In [221]: weakly_monotonic = pd.Index(["a", "b", "c", "c"])
In [222]: weakly_monotonic
Out[222]: Index(['a', 'b', 'c', 'c'], dtype='object')
In [223]: weakly_monotonic.is_monotonic_increasing
Out[223]: True
In [224]: weakly_monotonic.is_monotonic_increasing & weakly_monotonic.is_unique
Out[224]: False
Endpoints are inclusive#
Compared with standard Python sequence slicing in which the slice endpoint is
not inclusive, label-based slicing in pandas is inclusive. The primary
reason for this is that it is often not possible to easily determine the
“successor” or next element after a particular label in an index. For example,
consider the following Series
:
In [225]: s = pd.Series(np.random.randn(6), index=list("abcdef"))
In [226]: s
Out[226]:
a -0.101684
b -0.734907
c -0.130121
d -0.476046
e 0.759104
f 0.213379
dtype: float64
Suppose we wished to slice from c
to e
, using integers this would be
accomplished as such:
In [227]: s[2:5]
Out[227]:
c -0.130121
d -0.476046
e 0.759104
dtype: float64
However, if you only had c
and e
, determining the next element in the
index can be somewhat complicated. For example, the following does not work:
In [228]: s.loc['c':'e' + 1]
---------------------------------------------------------------------------
TypeError Traceback (most recent call last)
Cell In[228], line 1
----> 1 s.loc['c':'e' + 1]
TypeError: can only concatenate str (not "int") to str
A very common use case is to limit a time series to start and end at two specific dates. To enable this, we made the design choice to make label-based slicing include both endpoints:
In [229]: s.loc["c":"e"]
Out[229]:
c -0.130121
d -0.476046
e 0.759104
dtype: float64
This is most definitely a “practicality beats purity” sort of thing, but it is something to watch out for if you expect label-based slicing to behave exactly in the way that standard Python integer slicing works.
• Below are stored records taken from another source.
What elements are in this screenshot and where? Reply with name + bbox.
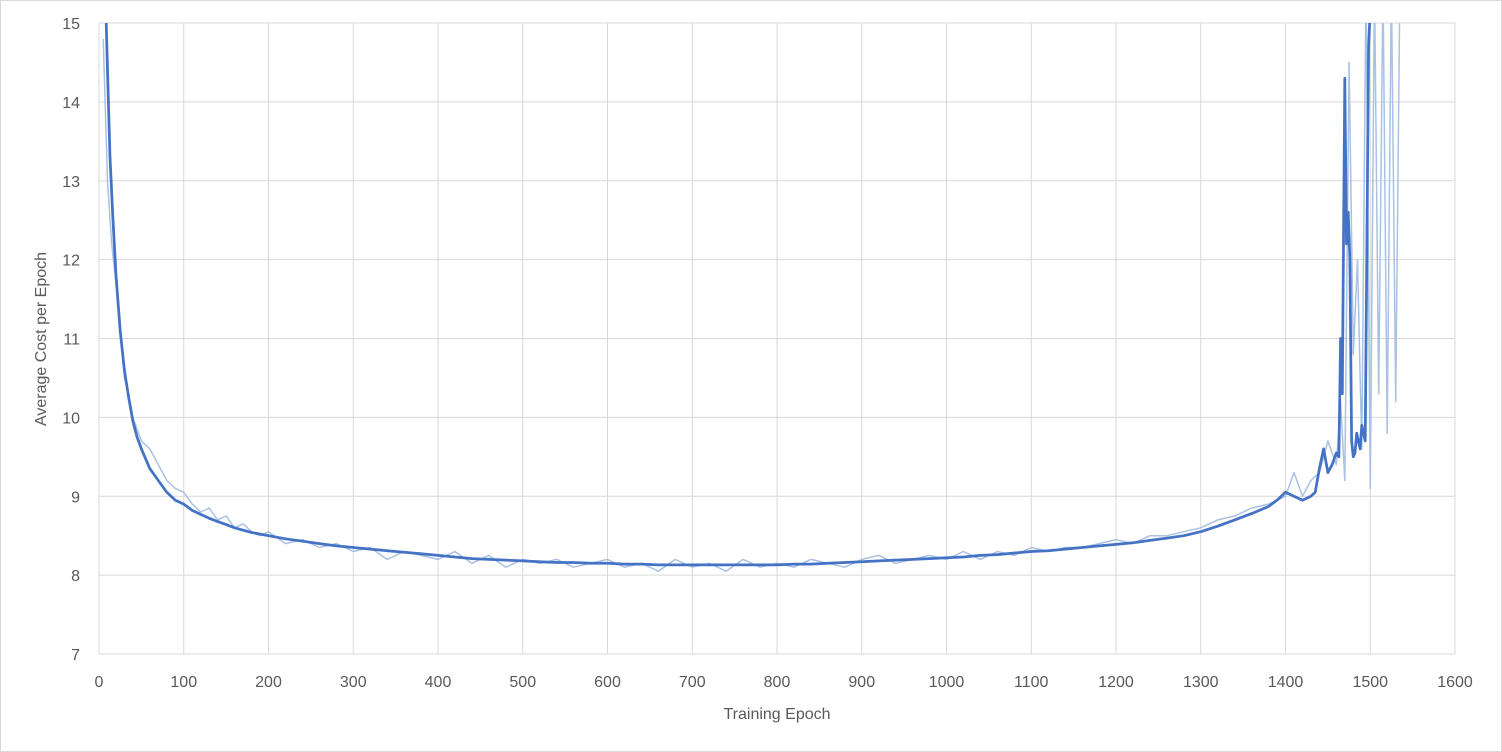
y-tick-label: 8	[71, 568, 80, 585]
y-axis-title: Average Cost per Epoch	[33, 252, 50, 426]
x-tick-label: 1200	[1098, 674, 1134, 691]
y-tick-label: 15	[62, 16, 80, 33]
x-tick-label: 700	[679, 674, 706, 691]
x-tick-label: 500	[509, 674, 536, 691]
x-tick-label: 200	[255, 674, 282, 691]
x-tick-label: 1300	[1183, 674, 1219, 691]
y-tick-label: 9	[71, 489, 80, 506]
y-tick-label: 11	[63, 332, 80, 349]
x-tick-label: 400	[425, 674, 452, 691]
smoothed-cost-line	[104, 23, 1371, 567]
gridlines	[98, 22, 1456, 655]
y-tick-label: 7	[71, 647, 80, 664]
x-tick-label: 1000	[929, 674, 965, 691]
x-tick-label: 600	[594, 674, 621, 691]
y-tick-label: 12	[62, 253, 80, 270]
y-tick-label: 13	[62, 174, 80, 191]
series-layer	[102, 23, 1401, 572]
x-axis-title: Training Epoch	[723, 706, 830, 723]
x-tick-label: 100	[170, 674, 197, 691]
x-tick-label: 800	[764, 674, 791, 691]
x-tick-label: 1100	[1014, 674, 1049, 691]
x-tick-label: 1500	[1352, 674, 1388, 691]
x-tick-label: 0	[95, 674, 104, 691]
x-tick-label: 900	[848, 674, 875, 691]
y-tick-label: 10	[62, 410, 80, 427]
x-tick-label: 1600	[1437, 674, 1473, 691]
x-tick-label: 300	[340, 674, 367, 691]
tick-labels: 0 100 200 300 400 500 600 700 800 900 1000 1100 1200…	[62, 16, 1473, 691]
x-tick-label: 1400	[1268, 674, 1304, 691]
y-tick-label: 14	[62, 95, 80, 112]
raw-cost-line	[102, 23, 1401, 572]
Indexing potentially changes underlying Series dtype#
The different indexing operation can potentially change the dtype of a Series
.
In [230]: series1 = pd.Series([1, 2, 3])
In [231]: series1.dtype
Out[231]: dtype('int64')
In [232]: res = series1.reindex([0, 4])
In [233]: res.dtype
Out[233]: dtype('float64')
In [234]: res
Out[234]:
0 1.0
4 NaN
dtype: float64
In [235]: series2 = pd.Series([True])
In [236]: series2.dtype
Out[236]: dtype('bool')
In [237]: res = series2.reindex_like(series1)
In [238]: res.dtype
Out[238]: dtype('O')
In [239]: res
Out[239]:
0 True
1 NaN
2 NaN
dtype: object
This is because the (re)indexing operations above silently inserts NaNs
and the dtype
changes accordingly. This can cause some issues when using numpy
ufuncs
such as numpy.logical_and
.
See the GH 2388 for a more detailed discussion.